No surprise, leading studies and institutions such as BARC consistently list Master Data Management, Data Quality, Data discovery, Data Governance, and the overall challenge of establishing a data driven culture as the most important trends over the last couple of years. The topic of self-service BI only follows after these priorities…
Data-driven enterprise calls for a new skill set and cross-functional teams
In the data driven enterprise, rules not only for data governance, but also for the collaboration of experts of different areas will be required. Such experts include business analyst, architects, data scientists, and end users. Often, the majority of end-users will be data producers. Such users work on the transactional side of data, ranging from data entry to day-to-day business processes. Power users and the architects will be working in the information part of the data driven enterprise, for example building data pipelines and data models in a data warehouse or even on the data lake. Finally, data scientists and data engineers will be working on the data management platform (call it “Data Lake” if you will…). Important is that bi-directional feedback loop between data producers and data scientists.
How to support all three pillars of a data-driven enterprise
To be truly successful, any enterprise which considers itself “data-driven”, will not only need such experts and processes, but also a sound foundation on which to operate and store the data. It’s Datavard, we support enterprises in the transformation to become “data-driven”, as well as optimizing data management processes above and beyond this transformation. We do this through 20 years of experience and the set of tools and technology which we have built in these years.
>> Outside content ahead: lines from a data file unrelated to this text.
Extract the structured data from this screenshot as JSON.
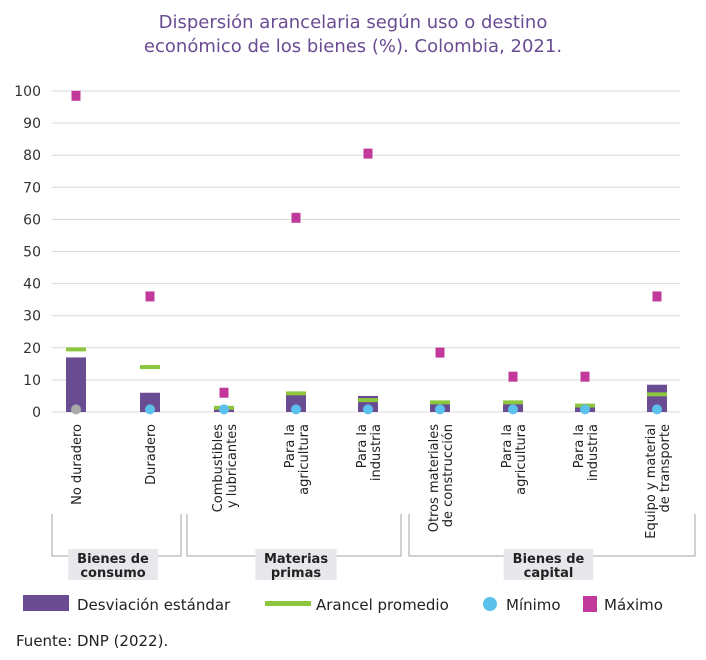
{
  "chart_data": {
    "type": "bar",
    "title_lines": [
      "Dispersión arancelaria según uso o destino",
      "económico de los bienes (%). Colombia, 2021."
    ],
    "ylim": [
      0,
      100
    ],
    "yticks": [
      "0",
      "10",
      "20",
      "30",
      "40",
      "50",
      "60",
      "70",
      "80",
      "90",
      "100"
    ],
    "categories": [
      {
        "lines": [
          "No duradero"
        ]
      },
      {
        "lines": [
          "Duradero"
        ]
      },
      {
        "lines": [
          "Combustibles",
          "y lubricantes"
        ]
      },
      {
        "lines": [
          "Para la",
          "agricultura"
        ]
      },
      {
        "lines": [
          "Para la",
          "industria"
        ]
      },
      {
        "lines": [
          "Otros materiales",
          "de construcción"
        ]
      },
      {
        "lines": [
          "Para la",
          "agricultura"
        ]
      },
      {
        "lines": [
          "Para la",
          "industria"
        ]
      },
      {
        "lines": [
          "Equipo y material",
          "de transporte"
        ]
      }
    ],
    "groups": [
      {
        "lines": [
          "Bienes de",
          "consumo"
        ],
        "from": 0,
        "to": 1
      },
      {
        "lines": [
          "Materias",
          "primas"
        ],
        "from": 2,
        "to": 4
      },
      {
        "lines": [
          "Bienes de",
          "capital"
        ],
        "from": 5,
        "to": 8
      }
    ],
    "series": [
      {
        "name": "Desviación estándar",
        "marker": "bar",
        "color": "#6a4c93",
        "values": [
          17,
          6,
          1,
          6,
          5,
          3,
          2.5,
          2,
          8.5
        ]
      },
      {
        "name": "Arancel promedio",
        "marker": "dash",
        "color": "#8cc63f",
        "values": [
          19.5,
          14,
          1.3,
          5.8,
          3.7,
          3,
          3,
          2,
          5.5
        ]
      },
      {
        "name": "Mínimo",
        "marker": "circle",
        "color": "#5bc0eb",
        "values": [
          0.5,
          0.5,
          0.5,
          0.5,
          0.5,
          0.5,
          0.5,
          0.5,
          0.5
        ]
      },
      {
        "name": "Máximo",
        "marker": "square",
        "color": "#c0399b",
        "values": [
          98.5,
          36,
          6,
          60.5,
          80.5,
          18.5,
          11,
          11,
          36
        ]
      }
    ],
    "min_first_point_color": "#a9a9a9",
    "source": "Fuente: DNP (2022).",
    "grid": true,
    "legend_position": "bottom"
  }
}
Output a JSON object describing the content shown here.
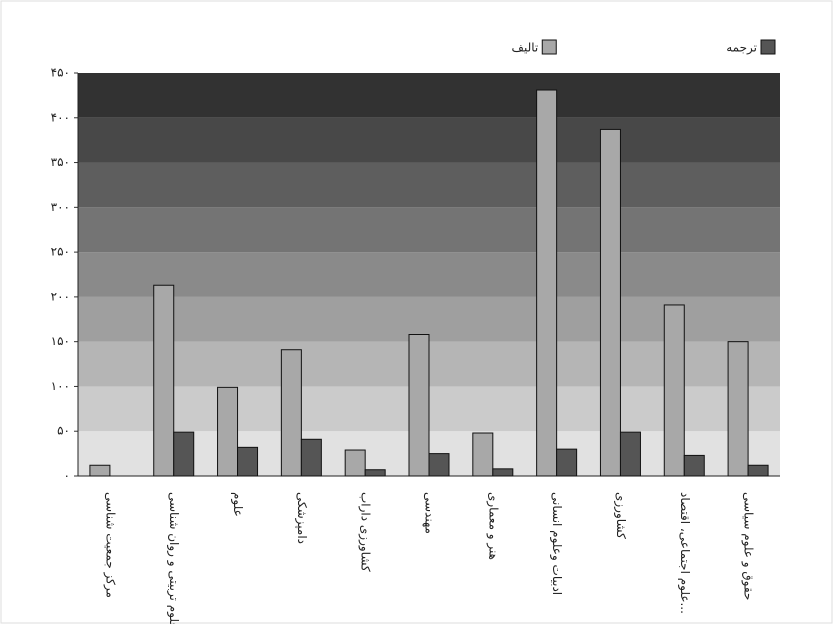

Datavard technologies help on all three pillars of the data-driven enterprise:
- For the process factory: the Data Transformation Suite for all kinds of data transformation, for example to adapt data to changes in business processes or the organizational structure of the enterprise (e.g. in the context of mergers and acquisitions or any S/4HANA or B/4 move as part of the modernization efforts of our customers).
- For the Information Factory: of the data-driven enterprise, our OutBoard suite for SAP facilitates dealing with data of different levels of relevance (ancient data which is considered “cold”, warm data, and hot data which is required at the speed of light by users), e.g. to archive data while keeping it accessible.
- For the “data lab”: we build a bridge between different technologies and implement business processes and data management processes (through Datavard Glue). For example, identifying the relevant information from the process factory, exposing it to a data management platform, and cataloguing that dinner date a catalogue are vital pieces of the puzzle to truly turn data science into tangible benefits for day-to-day business.